Tepat
tanggal 25 November 2022, yang berarti 77 tahun yang silam telah terbentuk
komunitas guru nasional. Komunitas tersebut telah melangsungkan kongres sejak
Indonesia merdeka, tepatnya 100 hari setelah Indonesia merdeka. Dan barulah
pada tahun 1994 yang bertepatan dengan hari lahirnya organisasi
Persatuan Guru Republik Indonesia atau yang sering kita kenal dengan PGRI
melalui Keputusan Presiden Nomor 78 Tahun 1994 tentang Hari Guru Nasional.
Melalui
peraturan tersebut para guru dianugerahi hari untuk “sekedar” pengakuan
eksistensi mereka. Tak hanya itu, adanya sebuah reward berupa penetapan hari
tersebut tentunya tidak terlepas dari jasa seorang guru yang katanya guru
merupakan profesi yang mulia yang sering mengalami penindasan.

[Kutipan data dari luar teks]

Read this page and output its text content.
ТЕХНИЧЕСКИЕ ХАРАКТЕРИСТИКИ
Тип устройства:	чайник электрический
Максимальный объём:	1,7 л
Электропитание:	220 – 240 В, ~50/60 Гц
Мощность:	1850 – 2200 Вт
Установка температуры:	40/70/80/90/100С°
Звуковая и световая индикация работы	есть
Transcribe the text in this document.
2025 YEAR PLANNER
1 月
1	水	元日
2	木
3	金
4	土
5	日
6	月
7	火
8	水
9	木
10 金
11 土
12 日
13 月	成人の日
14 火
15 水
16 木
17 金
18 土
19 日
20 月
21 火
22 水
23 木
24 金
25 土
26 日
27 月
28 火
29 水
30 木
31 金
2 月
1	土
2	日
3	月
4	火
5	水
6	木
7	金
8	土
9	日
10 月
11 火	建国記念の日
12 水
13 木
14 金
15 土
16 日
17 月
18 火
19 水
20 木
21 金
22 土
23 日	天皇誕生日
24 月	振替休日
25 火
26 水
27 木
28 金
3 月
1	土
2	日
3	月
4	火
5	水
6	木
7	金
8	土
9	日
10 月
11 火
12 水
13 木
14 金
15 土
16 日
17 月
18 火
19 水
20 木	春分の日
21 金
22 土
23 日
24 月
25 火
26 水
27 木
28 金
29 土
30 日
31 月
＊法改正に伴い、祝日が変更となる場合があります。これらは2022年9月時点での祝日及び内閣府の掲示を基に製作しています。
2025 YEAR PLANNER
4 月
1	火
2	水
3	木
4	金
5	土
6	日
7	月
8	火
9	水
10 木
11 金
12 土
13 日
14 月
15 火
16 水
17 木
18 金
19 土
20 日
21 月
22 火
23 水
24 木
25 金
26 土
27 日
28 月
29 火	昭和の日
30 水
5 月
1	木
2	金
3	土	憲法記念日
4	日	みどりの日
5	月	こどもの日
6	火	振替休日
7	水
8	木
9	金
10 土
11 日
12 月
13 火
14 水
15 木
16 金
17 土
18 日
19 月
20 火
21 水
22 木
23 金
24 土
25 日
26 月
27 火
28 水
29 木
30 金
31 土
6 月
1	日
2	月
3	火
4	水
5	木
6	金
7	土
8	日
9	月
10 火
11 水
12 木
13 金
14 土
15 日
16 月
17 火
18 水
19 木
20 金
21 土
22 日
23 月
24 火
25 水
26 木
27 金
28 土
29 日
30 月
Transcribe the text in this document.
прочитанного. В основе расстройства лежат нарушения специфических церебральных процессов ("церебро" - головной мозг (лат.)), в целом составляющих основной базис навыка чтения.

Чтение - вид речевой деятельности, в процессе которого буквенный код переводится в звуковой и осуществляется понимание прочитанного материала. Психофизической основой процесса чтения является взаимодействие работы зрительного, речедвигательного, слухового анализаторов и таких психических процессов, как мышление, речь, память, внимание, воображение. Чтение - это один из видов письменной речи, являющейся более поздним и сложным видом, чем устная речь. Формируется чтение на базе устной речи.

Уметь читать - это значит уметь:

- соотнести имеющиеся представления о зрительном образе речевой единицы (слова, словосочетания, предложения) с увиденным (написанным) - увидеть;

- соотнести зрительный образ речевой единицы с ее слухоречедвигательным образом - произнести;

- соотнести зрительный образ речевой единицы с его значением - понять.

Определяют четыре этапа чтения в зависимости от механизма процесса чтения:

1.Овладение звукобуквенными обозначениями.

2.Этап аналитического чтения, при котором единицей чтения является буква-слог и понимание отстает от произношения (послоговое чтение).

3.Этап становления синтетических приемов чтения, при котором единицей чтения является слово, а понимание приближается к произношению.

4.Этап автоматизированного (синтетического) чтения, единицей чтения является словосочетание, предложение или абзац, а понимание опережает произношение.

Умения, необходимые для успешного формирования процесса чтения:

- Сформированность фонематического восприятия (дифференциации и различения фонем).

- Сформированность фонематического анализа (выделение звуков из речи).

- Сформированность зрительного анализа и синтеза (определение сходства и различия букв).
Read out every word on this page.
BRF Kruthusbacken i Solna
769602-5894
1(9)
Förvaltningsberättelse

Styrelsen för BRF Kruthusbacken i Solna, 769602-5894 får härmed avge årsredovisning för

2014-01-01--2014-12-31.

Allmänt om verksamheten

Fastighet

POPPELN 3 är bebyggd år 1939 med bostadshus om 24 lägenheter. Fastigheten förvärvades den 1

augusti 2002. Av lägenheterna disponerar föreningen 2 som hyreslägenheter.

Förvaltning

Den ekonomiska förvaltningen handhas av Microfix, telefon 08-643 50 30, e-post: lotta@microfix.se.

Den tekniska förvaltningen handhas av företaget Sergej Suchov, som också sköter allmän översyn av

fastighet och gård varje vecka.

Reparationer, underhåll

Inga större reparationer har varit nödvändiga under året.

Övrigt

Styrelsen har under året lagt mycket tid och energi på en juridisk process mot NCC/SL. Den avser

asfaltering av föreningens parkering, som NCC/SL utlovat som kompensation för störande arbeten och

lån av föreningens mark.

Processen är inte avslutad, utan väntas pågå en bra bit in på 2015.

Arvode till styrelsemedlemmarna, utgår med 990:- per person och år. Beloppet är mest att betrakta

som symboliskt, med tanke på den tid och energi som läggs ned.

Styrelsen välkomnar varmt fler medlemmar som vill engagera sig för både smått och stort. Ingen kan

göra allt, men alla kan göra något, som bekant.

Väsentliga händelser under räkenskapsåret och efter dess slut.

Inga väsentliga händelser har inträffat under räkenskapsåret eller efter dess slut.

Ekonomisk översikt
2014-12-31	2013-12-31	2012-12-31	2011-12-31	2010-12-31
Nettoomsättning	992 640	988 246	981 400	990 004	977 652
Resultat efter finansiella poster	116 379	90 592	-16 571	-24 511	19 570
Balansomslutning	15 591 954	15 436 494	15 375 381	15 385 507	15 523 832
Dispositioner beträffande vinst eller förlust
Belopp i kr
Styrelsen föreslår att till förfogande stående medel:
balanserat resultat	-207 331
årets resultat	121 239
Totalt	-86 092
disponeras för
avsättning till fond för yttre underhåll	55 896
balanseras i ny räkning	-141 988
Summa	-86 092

Sering kali kita dengar, banyak
orang mengatakan bahwa guru merupakan pahlawan tanpa tanda jasa. Apa itu
sepadan ya dengan zaman sekarang yang notabenenya banyak oknum guru yang
berlomba-lomba mengajukan sertifikasi profesi demi pencapaian pemenuhan
kebutuhan hidup.
Apabila penulis coba amati, masih
bisa guru dikatakan sebagai pahlawan tanpa tanda jasa, seperti contoh banyak
guru di perkotaan yang rela merogoh celengannya untuk membayar tanah kuburan
ketika dia wafat karena pahlawan yang satu ini tidak di fasilitasi negara
layaknya pahlawan lain di taman makam pahlawan. Sungguh sangat membagongkan adanya dogma tersebut.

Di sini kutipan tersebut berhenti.